Düşmana Üstün Gelmek

Düşmana Üstün Gelmek

Ey iman edenler! Sabredin! Sabırda (düşmanlarınıza) üstün gelin! (Her zaman) hazırlıklı olun ve Allah'tan sakının. Umulur ki kurtuluşa erersiniz.

“Ey iman edenler! Sabredin! Sabırda (düşmanlarınıza) üstün gelin! (Her zaman) hazırlıklı olun ve Allah'tan sakının. Umulur ki kurtuluşa erersiniz.”[1]

Sabır, İnsanı hasaretten kurtarıp kurtuluşunu temin eden bir olgudur. “Sabır, müşkülatın ve ferahlığın anahtarıdır.”[2]

“Şüphesiz sabretmeyenin takvadaki yeri çok azdır, çünkü sabır imanın yarısıdır. Şu mutlak bir gerçektir ki sabır, muttakilerin özelliklerinden bir özelliktir. İnsanlar dinden inhiraf etseler dahi onlar, İslam üzerinde sabredip sebat ederler!”[3]

İslami sorumluluğu yüklenen bir müminin, hedefe doğru giderken yolda en fazla ihtiyaç duyduğu şeylerden ve hatta en önemlilerden birisi de sabırdır. Sabrı kuşanmayan bir müminin, İslami sorumluluğunu ifa etmesi ve bu işin üstesinden gelmesi mümkün değildir. Çünkü bu yol, çok uzun, çok zahmetli ve pek meşakkatlidir. Bela ve musibetleri eksik olmaz. Yolun meşakkatiyle  beraber, omuzda taşınan yük de çok ağırdır. “Doğrusu biz sana (taşıması) ağır bir söz vahy edeceğiz”[4] Hem öyle ağır bir yük ki Peygamberler (as) bile taşımakta zorlanmışlar. Ululazm sahibi Nuh (as) bile “….gerçekten ben yenik düştüm, bana yardım et!” demiştir. İşte bu işin hakkından gelebilmek için “isbiru ve sabiru” (sabredin ve de sabredin!) mefhumunu iyi kavramak ve ona göre hazırlanmak gerekiyor!...

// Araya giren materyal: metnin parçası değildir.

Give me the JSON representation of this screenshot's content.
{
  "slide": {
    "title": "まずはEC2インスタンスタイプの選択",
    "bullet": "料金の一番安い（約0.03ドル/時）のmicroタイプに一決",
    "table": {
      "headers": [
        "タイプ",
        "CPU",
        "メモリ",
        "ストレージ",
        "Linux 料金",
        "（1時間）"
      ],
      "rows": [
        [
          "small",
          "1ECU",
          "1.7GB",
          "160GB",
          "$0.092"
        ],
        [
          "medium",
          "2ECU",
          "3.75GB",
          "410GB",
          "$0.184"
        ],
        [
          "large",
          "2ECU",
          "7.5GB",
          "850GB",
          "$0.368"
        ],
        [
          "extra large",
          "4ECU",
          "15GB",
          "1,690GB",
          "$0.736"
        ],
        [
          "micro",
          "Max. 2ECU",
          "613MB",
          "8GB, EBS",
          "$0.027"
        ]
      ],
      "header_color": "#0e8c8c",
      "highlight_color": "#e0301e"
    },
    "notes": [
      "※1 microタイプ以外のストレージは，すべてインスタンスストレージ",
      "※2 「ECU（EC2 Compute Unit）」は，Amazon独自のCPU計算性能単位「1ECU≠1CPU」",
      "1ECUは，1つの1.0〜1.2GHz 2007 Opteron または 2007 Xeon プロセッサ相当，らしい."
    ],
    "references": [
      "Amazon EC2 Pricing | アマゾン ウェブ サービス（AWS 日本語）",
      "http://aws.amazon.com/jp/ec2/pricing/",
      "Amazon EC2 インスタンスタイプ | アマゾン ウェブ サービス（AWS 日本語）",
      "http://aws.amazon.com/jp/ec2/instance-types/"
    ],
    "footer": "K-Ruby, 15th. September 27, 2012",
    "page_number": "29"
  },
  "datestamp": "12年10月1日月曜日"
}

Hiç kuşkusuz sabır, acı ve zahmet vericidir. Ancak azimet sahibi insanlar bunu göğüsleyebilirler; ama tahmil edilen yük o kadar büyük ve ağırdır ki göklerin yerin ve dağların dahi yüklenmekten aciz kaldıkları bir yük ve bir emaneti ilahidir. İşte müminin tahmil ettiği bu yüce emanettir. Bu emaneti layıkı veçhiyle taşımak ve hakkını vermek için görüldüğü gibi bir sabır dahi kifayet etmiyor. Evet sabır içerisinde sabrı kuşanmak gerekiyor. Değilse, Yunus (as)'ın “Hani O, dolu bir gemiye binip kaçmıştı”[5] gibi bir durumdan kurtulmak mümkün değildir. Eğer Müslümanlar, ciddi bir sabır zırhına bürünmeseler: “Ökçeleri üzeri dönmeleri” nden halas olmaları kabili mümkün değildir. Bu yolun yolcuları, seyr-ü seferlerini selametle sürdürebilmeleri için, güçlü bir iman, ihlas, takva ve sabır azığına büyük bir gereksinimleri vardır. Bütün bu unsurlarla beraber, İslam'ın o rahmet cemaatinin de korunmasına ihtiyaç vardır. İşte bu güçlü saiklere tevessül eden Müslüman, Allah'ın izni kuvvetiyle selamettedir. Şeytan ve kabilesinin hile ve desiseleri, zahmet ve sıkıntıları onu sarsmaz, bilakis sebat ve kararlılığını daha bir pekiştirir.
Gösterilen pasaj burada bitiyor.